Lockheed and Raytheon declined to comment for this story.
The aid to Taiwan is in line with longstanding U.S. policy. Since Washington switched diplomatic recognition from Taipei to Beijing in 1979, U.S. administrations have been required by law to provide Taiwan with the means to defend itself.
British companies also are playing a key role. In response to a freedom of information request, the U.K.’s Department for International Trade disclosed that 28 “applicants,” or corporate entities, had been granted licenses in the past three years to export submarine components, technology or software to Taiwan. The department didn’t specifically mention the submarine program.

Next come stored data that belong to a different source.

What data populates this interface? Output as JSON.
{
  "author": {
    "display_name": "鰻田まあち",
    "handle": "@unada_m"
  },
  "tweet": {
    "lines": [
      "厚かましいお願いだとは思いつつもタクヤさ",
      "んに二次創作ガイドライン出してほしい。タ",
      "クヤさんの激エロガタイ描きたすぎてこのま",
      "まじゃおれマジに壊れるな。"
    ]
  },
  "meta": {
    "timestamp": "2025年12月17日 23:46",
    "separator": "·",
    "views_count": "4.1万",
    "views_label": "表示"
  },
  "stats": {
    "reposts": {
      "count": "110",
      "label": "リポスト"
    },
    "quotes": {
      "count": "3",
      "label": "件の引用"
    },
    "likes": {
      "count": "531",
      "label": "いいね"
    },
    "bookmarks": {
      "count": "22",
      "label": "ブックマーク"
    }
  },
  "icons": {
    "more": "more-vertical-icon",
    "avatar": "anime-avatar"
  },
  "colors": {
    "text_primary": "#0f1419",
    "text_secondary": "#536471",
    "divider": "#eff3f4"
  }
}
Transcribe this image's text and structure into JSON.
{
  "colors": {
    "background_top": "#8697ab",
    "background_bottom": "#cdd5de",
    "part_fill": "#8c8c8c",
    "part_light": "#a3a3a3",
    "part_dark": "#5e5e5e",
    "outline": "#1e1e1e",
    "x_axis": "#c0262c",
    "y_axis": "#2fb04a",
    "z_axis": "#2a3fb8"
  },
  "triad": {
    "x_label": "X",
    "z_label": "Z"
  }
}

The list included QinetiQ Ltd., a high-tech defense company. Three people with knowledge of the matter confirmed QinetiQ was involved in Taiwan’s program. One said the company provided advice on underwater safety management. QinetiQ declined to comment.
A Canadian subsidiary of Britain’s BMT Group Ltd. has also been involved. BMT is a contractor for the U.K. nuclear submarine fleet. BMT Canada Ltd., the subsidiary, was hired to provide consulting and engineering advice, said four people with knowledge of the deal. This included reviewing plans drawn up by CSBC, said one of the people.
BMT Group declined to comment. Global Affairs Canada had no comment on BMT Canada’s involvement. “Canada does not maintain military-to-military or defense relations with Taiwan,” the foreign ministry said in a statement.
The value of submarine technologies and equipment approved for export from the U.K. to Taiwan has grown dramatically, a Reuters analysis of government data shows.
Between 2011 and 2017, Britain approved export licenses for the sale of at least £323,549 ($432,000) worth of sub equipment to Taiwan. That jumped to at least £158 million ($211 million) between 2018 and March this year. The equipment included test models and software. The U.K. data did not specify if the exports were for the new sub program.
As Taiwan pushes to complete the first vessel by 2025, the two people with knowledge of the program said their main concerns are delays to the import of equipment because of COVID-19 and possible pressure on suppliers by China.
For now, the multinational effort is holding. A person in Taipei with knowledge of the project likened it to the Japanese folktale Momotaro, in which a lone boy gets help from a group of unlikely allies — a dog, a monkey and a pheasant — to defeat a terrifying demon.
“We all gathered together to defeat the demon,” the person said.